Rockett is nobody's poster boy for decriminalization. This isn't a story that will please either marijuana advocates or opponents. For years, Rockett lived the life of an addict, in and out of prison, detox and halfway houses. He nearly destroyed himself with a perfectly legal substance: alcohol.
Beaver Cleaver to street drunk
Rockett had a charmed childhood. He grew up in Waltham, where his family owned the same home on Harris Street where State Rep. Peter Koutoujian now lives. Rockett was one of six children, the oldest of three boys, and his fondest memories are of playing with his younger brother Dick, one year his junior.
"It was a Beaver Cleaver existence," Rockett says. "Waltham was the best — there were kids everywhere, and friends on every block. There were all these woods, and we would just go out and run wild until it was time for dinner."
Things fell apart when he was 16. Rockett's father suffered a debilitating stroke that put him out of work. Within a year, the family was virtually homeless: his parents moved in with a sympathetic elderly couple; his siblings crashed with friends and family members; John dropped out of high school and shacked up in a boarding house on Moody Street in Waltham. He started drinking heavily.
In 1976, John was driving a Ford Mustang he says his brother, Dick, stole from the Wellesley High School parking lot. As he sat stopped at a light just blocks from his parents' house, Rockett noticed two men step out of a car behind him. They had been hunting for the Mustang; before he realized there was trouble, one of the young men was yanking Rockett's ponytail and reaching for the clutch. He hammered the accelerator, he says, sideswiped another car, and demolished a stone wall. For the next five hours, Rockett says, police chased him through the forest, until a state trooper found him in a phone booth at the Natick service plaza on the Mass Pike. It was Rockett's first arrest, and he served a 90-day sentence in the Billerica House of Correction. It would not be his last.
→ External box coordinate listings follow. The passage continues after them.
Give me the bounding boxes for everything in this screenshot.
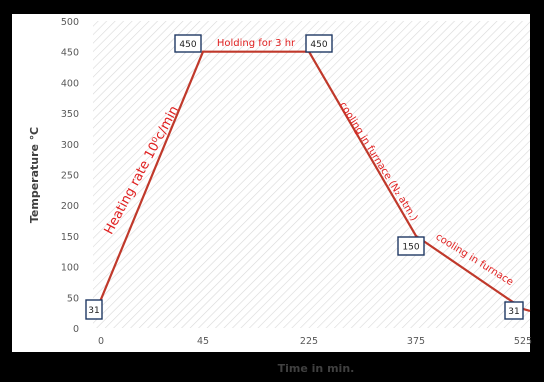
point-label: 31 — [88, 306, 99, 316]
x-axis-ticks: 0 45 225 375 525 — [98, 336, 532, 347]
point-label-box — [504, 301, 524, 320]
series-line-segment — [95, 50, 205, 311]
y-tick-label: 50 — [67, 293, 79, 304]
x-tick-label: 0 — [98, 336, 104, 347]
x-axis-label: Time in min. — [278, 362, 355, 375]
y-axis-label: Temperature ℃ — [28, 127, 41, 223]
point-label: 450 — [179, 40, 196, 50]
y-tick-label: 300 — [61, 140, 79, 151]
point-label: 150 — [402, 243, 419, 253]
point-label-box — [397, 236, 425, 256]
x-tick-label: 45 — [197, 336, 209, 347]
y-tick-label: 350 — [61, 109, 79, 120]
y-tick-label: 500 — [61, 17, 79, 28]
annotation-label: Holding for 3 hr — [217, 38, 296, 49]
y-axis-ticks: 0 50 100 150 200 250 300 350 400 450 500 — [61, 17, 79, 335]
y-tick-label: 0 — [73, 324, 79, 335]
data-series — [95, 50, 531, 313]
point-label-box — [85, 299, 103, 320]
x-tick-label: 375 — [407, 336, 425, 347]
point-label-box — [174, 34, 202, 53]
point-label: 31 — [508, 307, 519, 317]
y-tick-label: 250 — [61, 171, 79, 182]
y-tick-label: 200 — [61, 201, 79, 212]
y-tick-label: 400 — [61, 78, 79, 89]
y-tick-label: 450 — [61, 48, 79, 59]
series-line-segment — [307, 50, 418, 237]
y-tick-label: 150 — [61, 232, 79, 243]
plot-area — [93, 21, 530, 328]
x-tick-label: 525 — [514, 336, 532, 347]
series-line-segment — [414, 234, 525, 311]
x-tick-label: 225 — [300, 336, 318, 347]
point-label: 450 — [310, 40, 327, 50]
y-tick-label: 100 — [61, 263, 79, 274]
point-labels: 31 450 450 150 31 — [85, 34, 524, 320]
point-label-box — [305, 34, 333, 53]
series-line-tail — [522, 307, 531, 313]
Over the next four years, Rockett, in his late teens and early 20s, was arrested more than 20 times, on charges ranging from insurance fraud to littering, trespassing to attempted larceny. It was also around this time that he started drugging; between 1979 and 1981, John was busted for weed on three occasions.
Then, when John was 22, his brother Dick died in a car accident in which the driver was intoxicated. "That whole period after my brother died is hazy to me," says Rockett. "I absolutely went off the rails. Booze was my drug of choice, and I'd do whatever drugs I could get my hands on. I went to New York, I went to DC, I stayed with friends, I'd save some money, I'd come back, I'd leave again. I never did heroin or anything like that before my brother died — after that, all bets were off."